These sources may treat empathy as a mystical psychic power, teach methods of energy reading and healing, or encourage communicating with spirits. As followers of Jesus, our calling is never to tap into psychic forces or manipulate supernatural energies, but to rely humbly on the Holy Spirit.
1 Timothy 4:1 warns, “In later times some will abandon the faith and follow deceiving spirits and things taught by demons.” Christians embracing empath mythology may gradually open themselves up to deception. While we should have empathy for New Age adherents just like anyone else who needs Christ, we must not let unbiblical worldviews distort the exercise of godly empathy.

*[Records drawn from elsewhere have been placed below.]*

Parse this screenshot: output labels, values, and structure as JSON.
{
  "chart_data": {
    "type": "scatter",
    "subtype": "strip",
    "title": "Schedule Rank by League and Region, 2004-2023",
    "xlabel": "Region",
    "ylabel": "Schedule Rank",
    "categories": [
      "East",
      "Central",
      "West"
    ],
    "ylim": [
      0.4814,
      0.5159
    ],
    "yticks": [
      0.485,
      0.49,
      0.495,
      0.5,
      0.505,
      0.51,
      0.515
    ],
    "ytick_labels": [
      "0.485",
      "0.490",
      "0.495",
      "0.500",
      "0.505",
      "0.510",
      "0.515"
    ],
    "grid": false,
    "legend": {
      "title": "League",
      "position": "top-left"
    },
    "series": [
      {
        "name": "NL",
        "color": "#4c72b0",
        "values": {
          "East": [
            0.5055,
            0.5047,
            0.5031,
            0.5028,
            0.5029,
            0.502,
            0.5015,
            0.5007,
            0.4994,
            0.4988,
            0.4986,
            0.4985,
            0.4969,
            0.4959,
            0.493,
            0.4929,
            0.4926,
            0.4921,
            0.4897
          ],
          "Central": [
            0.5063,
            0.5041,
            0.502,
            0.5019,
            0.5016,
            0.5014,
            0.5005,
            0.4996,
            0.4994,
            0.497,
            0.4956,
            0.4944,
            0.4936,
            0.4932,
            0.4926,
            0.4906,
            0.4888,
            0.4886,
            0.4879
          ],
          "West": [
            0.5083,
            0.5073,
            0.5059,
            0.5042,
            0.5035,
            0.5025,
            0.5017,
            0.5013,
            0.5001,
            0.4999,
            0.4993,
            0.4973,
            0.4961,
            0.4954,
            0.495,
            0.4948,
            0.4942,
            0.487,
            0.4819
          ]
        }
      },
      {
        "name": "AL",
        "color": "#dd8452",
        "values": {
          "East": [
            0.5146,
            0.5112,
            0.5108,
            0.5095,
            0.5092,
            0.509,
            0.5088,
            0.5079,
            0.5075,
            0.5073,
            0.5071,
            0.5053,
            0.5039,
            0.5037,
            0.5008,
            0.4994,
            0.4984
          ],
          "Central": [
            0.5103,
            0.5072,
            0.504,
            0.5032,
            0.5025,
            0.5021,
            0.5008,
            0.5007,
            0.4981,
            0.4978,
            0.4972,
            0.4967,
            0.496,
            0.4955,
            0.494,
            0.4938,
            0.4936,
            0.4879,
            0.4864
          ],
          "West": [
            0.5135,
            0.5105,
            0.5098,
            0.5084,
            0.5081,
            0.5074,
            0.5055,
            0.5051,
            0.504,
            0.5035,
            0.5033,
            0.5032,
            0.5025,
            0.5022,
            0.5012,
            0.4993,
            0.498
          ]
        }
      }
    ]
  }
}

Conclusion: Show Christlike Compassion
The Bible commends empathy, compassion, and bearing one another’s burdens as virtues. However, Scripture also warns against mystical or occult practices that claim supernatural power but oppose God’s Word.
Rather than seeking special spiritual energies or ecstatic experiences, Christians are called to compassion, prayer, service, sharing the Gospel, and tangible acts of love. As we grow in Christlike empathy, our focus should be outward on others – not inward or downward in unhealthy spiritual dynamics.
While the notion of supernatural empaths may appeal to our culture’s appetite for the mystical, a humble willingness to enter into others’ sufferings provides the most powerful testimony of Christ’s love. Let us seek to understand and comfort each other as faithful members of the body of Christ.